11 Agustus Memurnikan Fluks
Refine Fluxes merupakan campuran garam klorida dan garam anorganik lainnya (biasanya setelah melalui proses peleburan ulang dan dehidrasi melalui kristalisasi), dan tersedia dalam dua bentuk, yaitu bubuk dan balok.
Prinsip pemurnian dengan bubuk adalah menggunakan gas pelindung (klorin, argon, atau campurannya) sebagai pembawa untuk mengalirkan bahan penggosok berbentuk bubuk ke bawah permukaan cairan aluminium, dan melalui reaksi kimia, gas inert dihasilkan di dalam cairan aluminium untuk menyerap gelembung hidrogen. Selain itu, bahan yang mudah basah dan dapat menyerap akan menyerap partikel-partikel kecil pengotor.
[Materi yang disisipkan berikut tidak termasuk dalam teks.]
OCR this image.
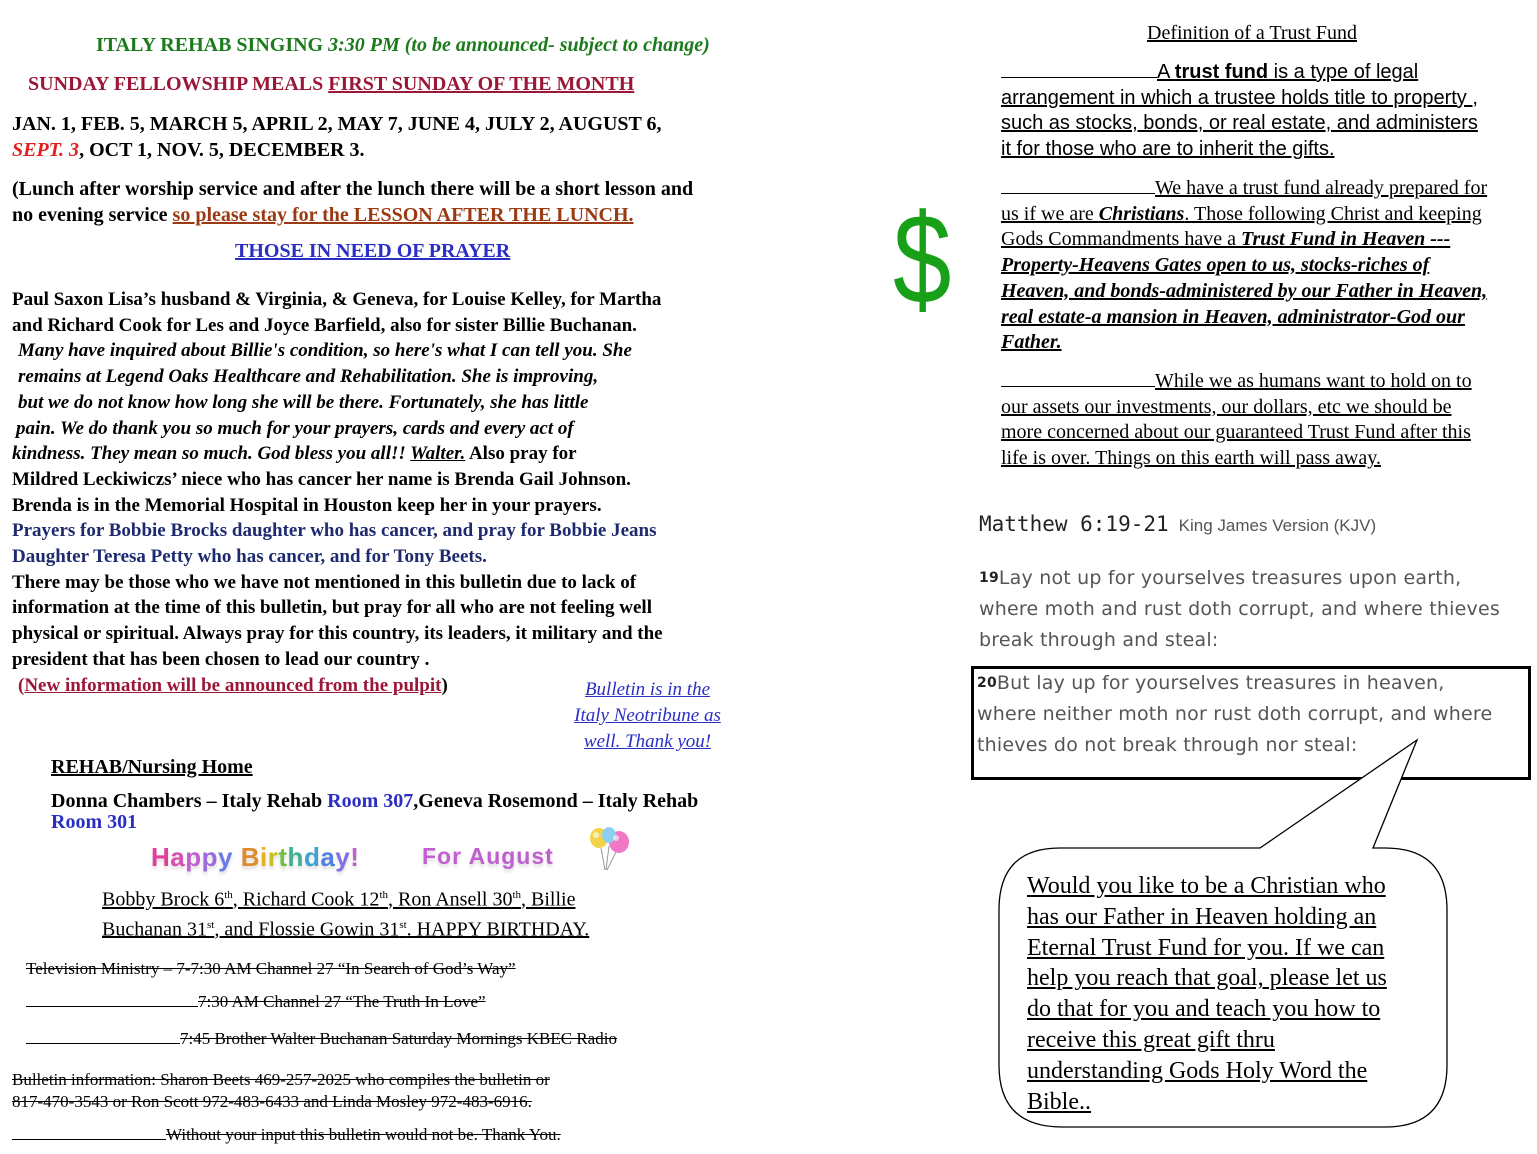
ITALY REHAB SINGING 3:30 PM (to be announced- subject to change)
SUNDAY FELLOWSHIP MEALS FIRST SUNDAY OF THE MONTH
JAN. 1, FEB. 5, MARCH 5, APRIL 2, MAY 7, JUNE 4, JULY 2, AUGUST 6,
SEPT. 3, OCT 1, NOV. 5, DECEMBER 3.
(Lunch after worship service and after the lunch there will be a short lesson and
no evening service so please stay for the LESSON AFTER THE LUNCH.
THOSE IN NEED OF PRAYER
Paul Saxon Lisa’s husband & Virginia, & Geneva, for Louise Kelley, for Martha
and Richard Cook for Les and Joyce Barfield, also for sister Billie Buchanan.
Many have inquired about Billie's condition, so here's what I can tell you. She
remains at Legend Oaks Healthcare and Rehabilitation. She is improving,
but we do not know how long she will be there. Fortunately, she has little
pain. We do thank you so much for your prayers, cards and every act of
kindness. They mean so much. God bless you all!! Walter. Also pray for
Mildred Leckiwiczs’ niece who has cancer her name is Brenda Gail Johnson.
Brenda is in the Memorial Hospital in Houston keep her in your prayers.
Prayers for Bobbie Brocks daughter who has cancer, and pray for Bobbie Jeans
Daughter Teresa Petty who has cancer, and for Tony Beets.
There may be those who we have not mentioned in this bulletin due to lack of
information at the time of this bulletin, but pray for all who are not feeling well
physical or spiritual. Always pray for this country, its leaders, it military and the
president that has been chosen to lead our country .
(New information will be announced from the pulpit)	Bulletin is in the
Italy Neotribune as
well. Thank you!
REHAB/Nursing Home
Donna Chambers – Italy Rehab Room 307,Geneva Rosemond – Italy Rehab
Room 301
Happy Birthday!	For August
Bobby Brock 6th, Richard Cook 12th, Ron Ansell 30th, Billie
Buchanan 31st, and Flossie Gowin 31st. HAPPY BIRTHDAY.
Television Ministry – 7-7:30 AM Channel 27 “In Search of God’s Way”
7:30 AM Channel 27 “The Truth In Love”
7:45 Brother Walter Buchanan Saturday Mornings KBEC Radio
Bulletin information: Sharon Beets 469-257-2025 who compiles the bulletin or
817-470-3543 or Ron Scott 972-483-6433 and Linda Mosley 972-483-6916.
Without your input this bulletin would not be. Thank You.
Definition of a Trust Fund
A trust fund is a type of legal
arrangement in which a trustee holds title to property ,
such as stocks, bonds, or real estate, and administers
it for those who are to inherit the gifts.
$	We have a trust fund already prepared for
us if we are Christians. Those following Christ and keeping
Gods Commandments have a Trust Fund in Heaven ---
Property-Heavens Gates open to us, stocks-riches of
Heaven, and bonds-administered by our Father in Heaven,
real estate-a mansion in Heaven, administrator-God our
Father.
While we as humans want to hold on to
our assets our investments, our dollars, etc we should be
more concerned about our guaranteed Trust Fund after this
life is over. Things on this earth will pass away.
Matthew 6:19-21 King James Version (KJV)
$^{19}$Lay not up for yourselves treasures upon earth,
where moth and rust doth corrupt, and where thieves
break through and steal:
$^{20}$But lay up for yourselves treasures in heaven,
where neither moth nor rust doth corrupt, and where
thieves do not break through nor steal:
Would you like to be a Christian who
has our Father in Heaven holding an
Eternal Trust Fund for you. If we can
help you reach that goal, please let us
do that for you and teach you how to
receive this great gift thru
understanding Gods Holy Word the
Bible..
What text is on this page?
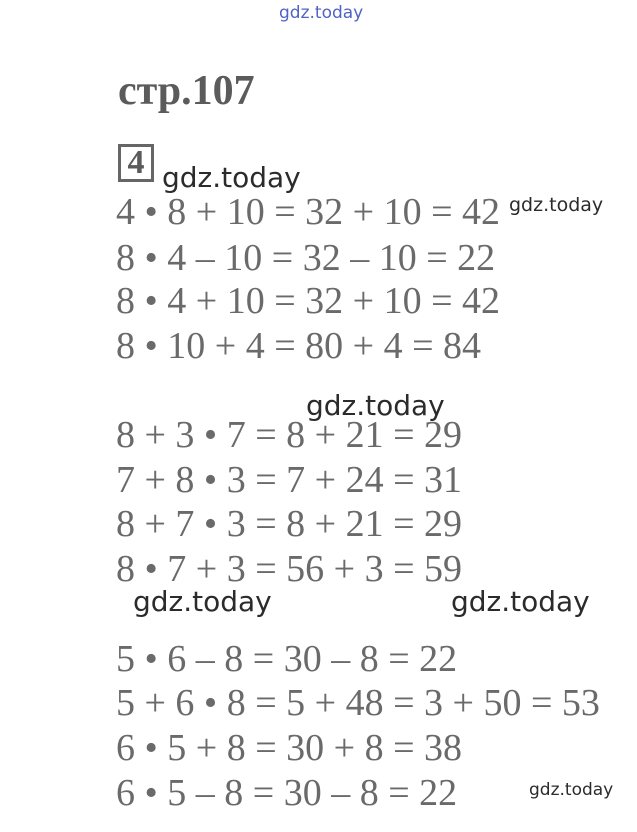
gdz.today
стр.107
4
4 • 8 + 10 = 32 + 10 = 42
8 • 4 – 10 = 32 – 10 = 22
8 • 4 + 10 = 32 + 10 = 42
8 • 10 + 4 = 80 + 4 = 84
8 + 3 • 7 = 8 + 21 = 29
7 + 8 • 3 = 7 + 24 = 31
8 + 7 • 3 = 8 + 21 = 29
8 • 7 + 3 = 56 + 3 = 59
5 • 6 – 8 = 30 – 8 = 22
5 + 6 • 8 = 5 + 48 = 3 + 50 = 53
6 • 5 + 8 = 30 + 8 = 38
6 • 5 – 8 = 30 – 8 = 22
gdz.today
gdz.today
gdz.today
gdz.today	gdz.today
gdz.today
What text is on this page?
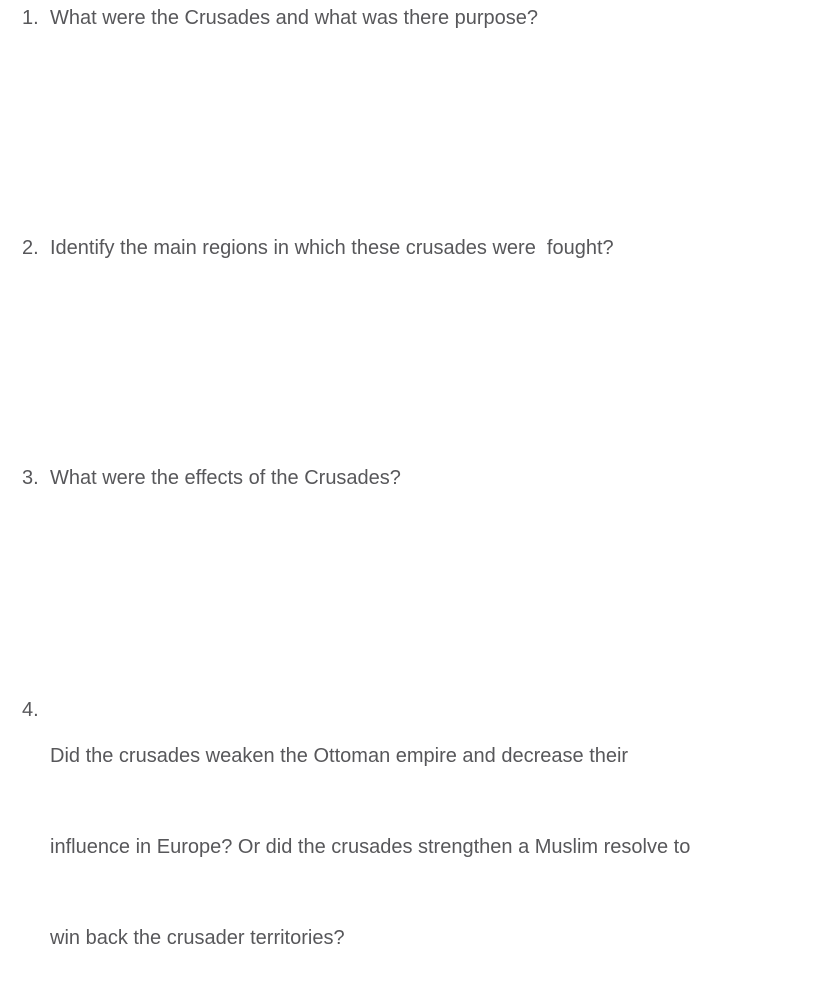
1. What were the Crusades and what was there purpose?
2. Identify the main regions in which these crusades were  fought?
3. What were the effects of the Crusades?
4.

Did the crusades weaken the Ottoman empire and decrease their

influence in Europe? Or did the crusades strengthen a Muslim resolve to

win back the crusader territories?
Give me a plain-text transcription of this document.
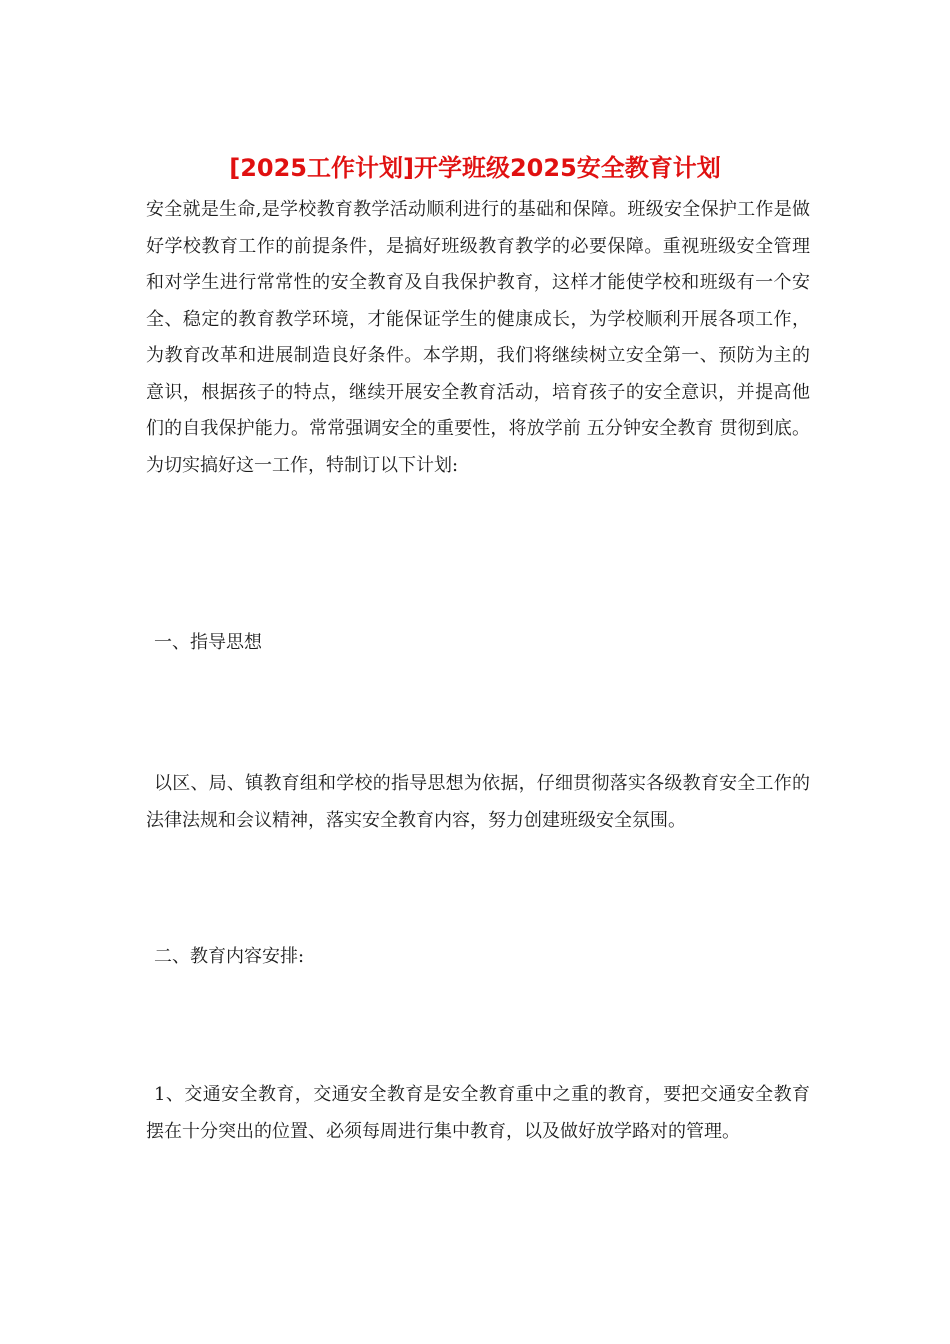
[2025工作计划]开学班级2025安全教育计划

安全就是生命,是学校教育教学活动顺利进行的基础和保障。班级安全保护工作是做好学校教育工作的前提条件，是搞好班级教育教学的必要保障。重视班级安全管理和对学生进行常常性的安全教育及自我保护教育，这样才能使学校和班级有一个安全、稳定的教育教学环境，才能保证学生的健康成长，为学校顺利开展各项工作，为教育改革和进展制造良好条件。本学期，我们将继续树立安全第一、预防为主的意识，根据孩子的特点，继续开展安全教育活动，培育孩子的安全意识，并提高他们的自我保护能力。常常强调安全的重要性，将放学前 五分钟安全教育 贯彻到底。为切实搞好这一工作，特制订以下计划:

一、指导思想

以区、局、镇教育组和学校的指导思想为依据，仔细贯彻落实各级教育安全工作的法律法规和会议精神，落实安全教育内容，努力创建班级安全氛围。

二、教育内容安排:

1、交通安全教育，交通安全教育是安全教育重中之重的教育，要把交通安全教育摆在十分突出的位置、必须每周进行集中教育，以及做好放学路对的管理。
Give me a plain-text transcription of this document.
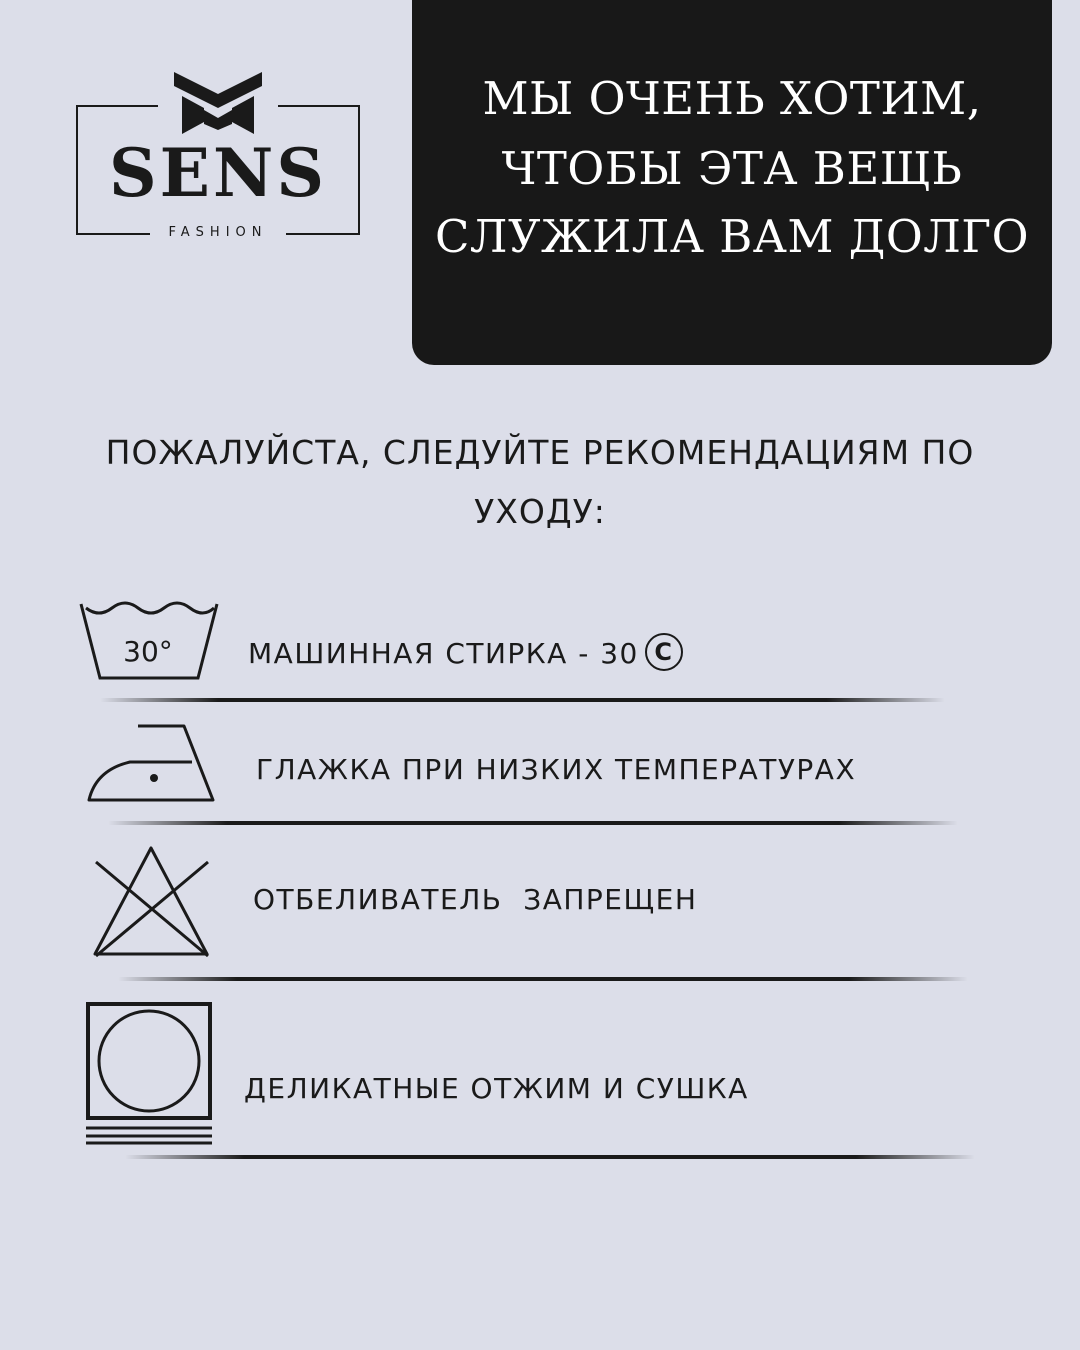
SENS
FASHION
МЫ ОЧЕНЬ ХОТИМ,
ЧТОБЫ ЭТА ВЕЩЬ
СЛУЖИЛА ВАМ ДОЛГО
ПОЖАЛУЙСТА, СЛЕДУЙТЕ РЕКОМЕНДАЦИЯМ ПО
УХОДУ:
30°	МАШИННАЯ СТИРКА - 30 C
ГЛАЖКА ПРИ НИЗКИХ ТЕМПЕРАТУРАХ
ОТБЕЛИВАТЕЛЬ  ЗАПРЕЩЕН
ДЕЛИКАТНЫЕ ОТЖИМ И СУШКА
Tujuan dari proses Refine Fluxes adalah untuk menghilangkan hidrogen dan kotoran sebesar 0,12 mm/100 g Al
Secara umum, terdapat beberapa jenis agen pemurnian berikut ini: yang pertama adalah agen pemurnian gas, yang biasanya berupa nitrogen, klorin, argon, atau campuran dari ketiganya.
Prinsipnya yang disempurnakan
Dengan rotor grafit atau fasilitas lain yang menembus jauh ke dalam larutan aluminium, gas dalam jumlah besar terpecah menjadi gelembung-gelembung kecil yang tersebar sebelum masuk ke dalam larutan aluminium. Saat sejumlah besar gelembung tersebut berdifusi dan bergerak ke atas dalam larutan aluminium, gelembung hidrogen dan larutan aluminium tersebut terpisahkan. Partikel-partikel kecil pengotor pun ikut terbuang, sehingga tujuan pemurnian tercapai.
Flux Pemurnian, komponen utamanya umumnya berupa campuran klorida, nitrat, dan garam anorganik lainnya (biasanya setelah melalui proses peleburan ulang dan dehidrasi melalui kristalisasi). Terdapat dua jenis, yaitu bubuk dan balok. Prinsip pemurniannya adalah menggunakan gas (klorin, argon, atau campurannya) sebagai pembawa; agen penggosok berbentuk bubuk disalurkan ke bawah permukaan cairan aluminium, dan melalui reaksi kimia, gas inert dihasilkan di dalam cairan aluminium untuk menyerap gelembung hidrogen serta zat penyerap dengan daya penetrasi tinggi guna menyerap partikel-partikel kecil kotoran.
Efek pemurnian aluminium cair memiliki pengaruh yang signifikan terhadap pembentukan pori-pori, lubang penyusutan, dan inklusi, serta secara langsung memengaruhi sifat fisik dan mekanis coran paduan aluminium. Tidak ada cairan aluminium berkualitas tinggi, sekalipun dilakukan pemrosesan lanjutan dan terjadi cacat-cacat tertentu…
Proses pemurnian aluminium cair merupakan salah satu langkah untuk memastikan produk paduan aluminium berkualitas tinggi serta metode utama untuk meningkatkan kualitas keseluruhan paduan aluminium. Efek pemurnian aluminium cair memiliki pengaruh yang penting dan langsung terhadap pembentukan pori-pori, lubang penyusutan, dan inklusi…
Status penerapan teknologi pemurnian aluminium cair di perusahaan pengecoran di negara saya. Seiring dengan perkembangan industri otomotif, penggunaan coran paduan aluminium semakin meningkat. Persyaratan terhadap coran tersebut juga semakin tinggi. Selain persyaratan untuk memastikan komposisi kimia, sifat mekanik, dan dimensi…














Sorry, the comment form is closed at this time.